A Burns Harbor home
badly damaged in a house fire on New Year’s Eve 2010 was badly damaged again
on Friday, in a fire being blamed on the careless use of smoking materials.
Also sustaining
significant damage was the next-door neighbor’s home, after a gusty north
wind caused the fire to jump the property line.
Neither of the
houses--located in the 1100 block of Harbor Way in the Village of Burns
Harbor--was occupied at the time, however, and no firefighter was injured
battling the blaze, Burns Harbor Fire Chief Bill Arney told the
Chesterton Tribune today.
The fire was
discovered, already fully involved, at 8:30 a.m., Arney said. The point of
origin: the rear porch, a two-story structure whose upper story was
partially enclosed. It was the porch’s unusual architecture which
complicated the firefighters’ attack, Arney noted, by acting as a wind
tunnel of sorts, not only funneling the morning’s strong north wind into the
house itself and fanning the flames there but also creating ideal conditions
for the fire to extend to the attic of the neighboring house to the south.
There was one other
complicating factor, Arney added: four propane tanks used for grilling
provided an extra fuel source and gave the blaze a good head start. Those
tanks had ignited and exploded by the time firefighters arrived, Arney said.
In the end six
other departments assisted the BHFD at the scene--Porter, Chesterton,
Liberty Township, Beverly Shores, Portage, and South Haven--and together
they made pretty short work of it, Arney said. While the BHFD, CFD, and
Portage FD tasked their ladder trucks to dousing the fire from above, Arney
was able to get crews into the interior of both homes. “We had the fire
under control in around 45 minutes and managed to contain the fire in the
second house to the attic.”
One other spot of
very good news: firefighters managed to rescue, from the next-door
neighbor’s house, two dogs and Guinea pig.
Damage, though, was
extensive.
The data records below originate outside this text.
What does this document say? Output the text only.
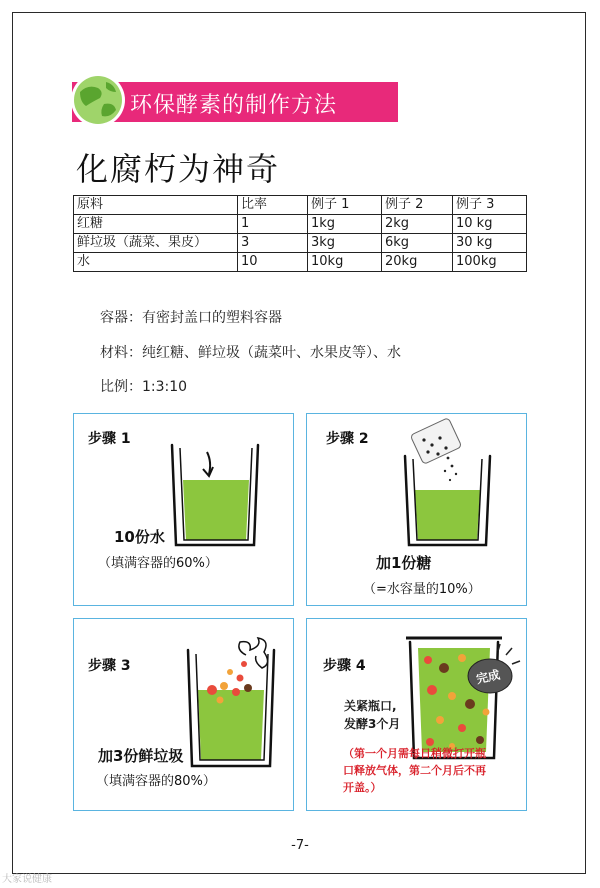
环保酵素的制作方法
化腐朽为神奇
原料	比率	例子 1	例子 2	例子 3
红糖	1	1kg	2kg	10 kg
鲜垃圾（蔬菜、果皮）	3	3kg	6kg	30 kg
水	10	10kg	20kg	100kg
容器：有密封盖口的塑料容器
材料：纯红糖、鲜垃圾（蔬菜叶、水果皮等）、水
比例：1:3:10
完成
步骤 1
10份水
（填满容器的60%）
步骤 2
加1份糖
（=水容量的10%）
步骤 3
加3份鲜垃圾
（填满容器的80%）
步骤 4
关紧瓶口,
发酵3个月
（第一个月需每日稍微打开瓶口释放气体，第二个月后不再开盖。）
-7-
大家说健康
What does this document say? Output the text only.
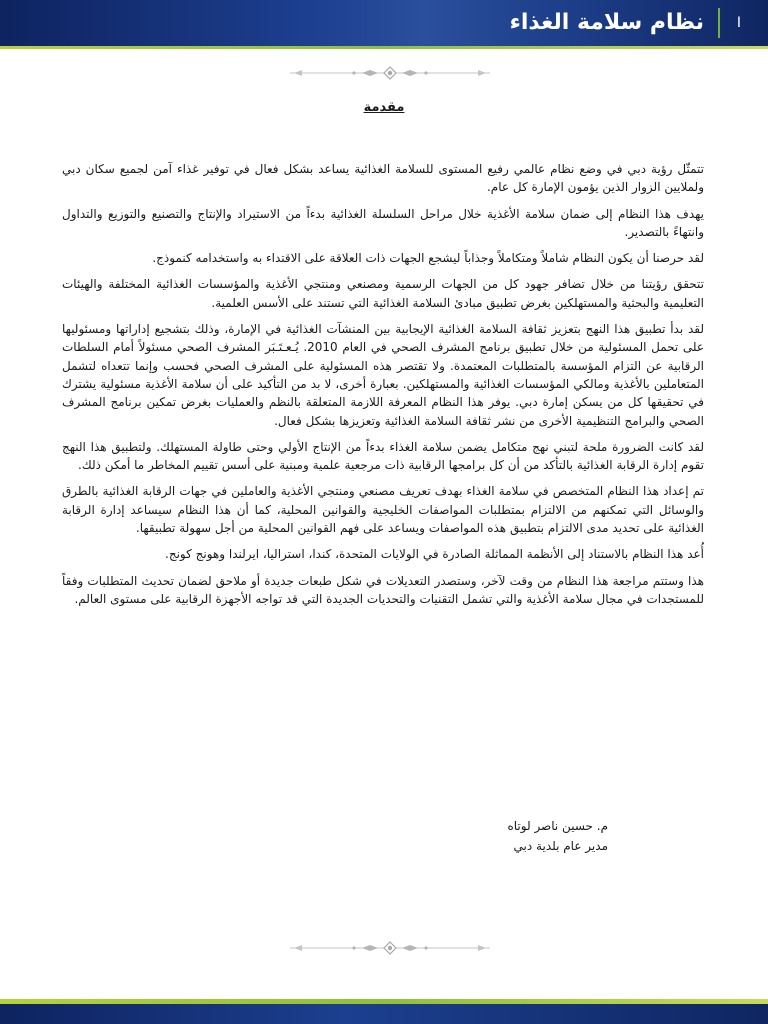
نظام سلامة الغذاء	I
مقدمة

تتمثّل رؤية دبي في وضع نظام عالمي رفيع المستوى للسلامة الغذائية يساعد بشكل فعال في توفير غذاء آمن لجميع سكان دبي ولملايين الزوار الذين يؤمون الإمارة كل عام.

يهدف هذا النظام إلى ضمان سلامة الأغذية خلال مراحل السلسلة الغذائية بدءاً من الاستيراد والإنتاج والتصنيع والتوزيع والتداول وانتهاءً بالتصدير.

لقد حرصنا أن يكون النظام شاملاً ومتكاملاً وجذاباً ليشجع الجهات ذات العلاقة على الاقتداء به واستخدامه كنموذج.

تتحقق رؤيتنا من خلال تضافر جهود كل من الجهات الرسمية ومصنعي ومنتجي الأغذية والمؤسسات الغذائية المختلفة والهيئات التعليمية والبحثية والمستهلكين بغرض تطبيق مبادئ السلامة الغذائية التي تستند على الأسس العلمية.

لقد بدأ تطبيق هذا النهج بتعزيز ثقافة السلامة الغذائية الإيجابية بين المنشآت الغذائية في الإمارة، وذلك بتشجيع إداراتها ومسئوليها على تحمل المسئولية من خلال تطبيق برنامج المشرف الصحي في العام 2010. يُـعـتَـبَر المشرف الصحي مسئولاً أمام السلطات الرقابية عن التزام المؤسسة بالمتطلبات المعتمدة. ولا تقتصر هذه المسئولية على المشرف الصحي فحسب وإنما تتعداه لتشمل المتعاملين بالأغذية ومالكي المؤسسات الغذائية والمستهلكين. بعبارة أخرى، لا بد من التأكيد على أن سلامة الأغذية مسئولية يشترك في تحقيقها كل من يسكن إمارة دبي. يوفر هذا النظام المعرفة اللازمة المتعلقة بالنظم والعمليات بغرض تمكين برنامج المشرف الصحي والبرامج التنظيمية الأخرى من نشر ثقافة السلامة الغذائية وتعزيزها بشكل فعال.

لقد كانت الضرورة ملحة لتبني نهج متكامل يضمن سلامة الغذاء بدءاً من الإنتاج الأولي وحتى طاولة المستهلك. ولتطبيق هذا النهج تقوم إدارة الرقابة الغذائية بالتأكد من أن كل برامجها الرقابية ذات مرجعية علمية ومبنية على أسس تقييم المخاطر ما أمكن ذلك.

تم إعداد هذا النظام المتخصص في سلامة الغذاء بهدف تعريف مصنعي ومنتجي الأغذية والعاملين في جهات الرقابة الغذائية بالطرق والوسائل التي تمكنهم من الالتزام بمتطلبات المواصفات الخليجية والقوانين المحلية، كما أن هذا النظام سيساعد إدارة الرقابة الغذائية على تحديد مدى الالتزام بتطبيق هذه المواصفات ويساعد على فهم القوانين المحلية من أجل سهولة تطبيقها.

أُعد هذا النظام بالاستناد إلى الأنظمة المماثلة الصادرة في الولايات المتحدة، كندا، استراليا، ايرلندا وهونج كونج.

هذا وستتم مراجعة هذا النظام من وقت لآخر، وستصدر التعديلات في شكل طبعات جديدة أو ملاحق لضمان تحديث المتطلبات وفقاً للمستجدات في مجال سلامة الأغذية والتي تشمل التقنيات والتحديات الجديدة التي قد تواجه الأجهزة الرقابية على مستوى العالم.

م. حسين ناصر لوتاه
مدير عام بلدية دبي
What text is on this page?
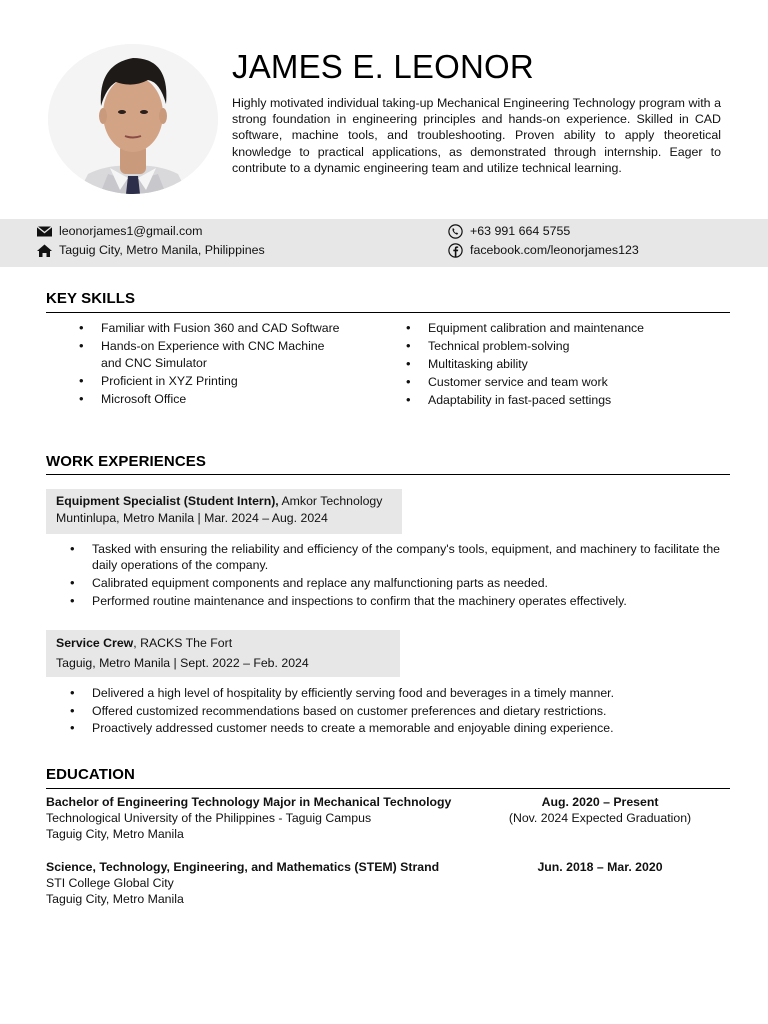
JAMES E. LEONOR

Highly motivated individual taking-up Mechanical Engineering Technology program with a strong foundation in engineering principles and hands-on experience. Skilled in CAD software, machine tools, and troubleshooting. Proven ability to apply theoretical knowledge to practical applications, as demonstrated through internship. Eager to contribute to a dynamic engineering team and utilize technical learning.

leonorjames1@gmail.com
Taguig City, Metro Manila, Philippines
+63 991 664 5755
facebook.com/leonorjames123
KEY SKILLS
• Familiar with Fusion 360 and CAD Software
• Hands-on Experience with CNC Machine and CNC Simulator
• Proficient in XYZ Printing
• Microsoft Office
• Equipment calibration and maintenance
• Technical problem-solving
• Multitasking ability
• Customer service and team work
• Adaptability in fast-paced settings
WORK EXPERIENCES
Equipment Specialist (Student Intern), Amkor Technology
Muntinlupa, Metro Manila | Mar. 2024 – Aug. 2024
• Tasked with ensuring the reliability and efficiency of the company's tools, equipment, and machinery to facilitate the daily operations of the company.
• Calibrated equipment components and replace any malfunctioning parts as needed.
• Performed routine maintenance and inspections to confirm that the machinery operates effectively.
Service Crew, RACKS The Fort
Taguig, Metro Manila | Sept. 2022 – Feb. 2024
• Delivered a high level of hospitality by efficiently serving food and beverages in a timely manner.
• Offered customized recommendations based on customer preferences and dietary restrictions.
• Proactively addressed customer needs to create a memorable and enjoyable dining experience.
EDUCATION
Bachelor of Engineering Technology Major in Mechanical Technology
Technological University of the Philippines - Taguig Campus
Taguig City, Metro Manila
Aug. 2020 – Present
(Nov. 2024 Expected Graduation)
Science, Technology, Engineering, and Mathematics (STEM) Strand
STI College Global City
Taguig City, Metro Manila
Jun. 2018 – Mar. 2020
Arney estimated damage to the structure of the first house at
$260,000 and that to its contents at $100,000. He estimated damage to the
next-door neighbor’s house at $100,000.
The fire has left a
total of 11 people displaced: the six residents of the first house and the
five of the next-door neighbor’s. On Friday, Arney said, the Porter County
Chapter of the American Red Cross was on the scene, providing the two
families with care packages and temporary quarters.
A coordinated
investigation, conducted by the BHFD, the Porter County Fire Investigation
Strike Team, and the State Fire Marshal subsequently determined the fire to
be accidental in nature and caused by smoking materials igniting upholstered
patio furniture, Arney said.
The last time
anyone in the house remembers actually having smoked on the porch was
between 5:30 and 6:30 a.m. Friday, that is, two to three hours before the
fire was discovered, Arney said. And though smokers in the house customarily
used a plastic flower pot for the disposal of butts, it isn’t known whether
the flower pot itself ignited and melted onto the furniture or whether a
loose ember blew onto a chair cushion and smoldered there, Arney said.
The house last
burned on Dec. 31, 2010, when an electric panel in the laundry room
short-circuited. Complicating the BHFD’s job on that occasion was the
compressed wood-and-glue composition of the floor joists, which enhanced the
fire’s fuel load and ended up collapsing the ground floor. Total damage,
Arney estimated at the time: $230,000.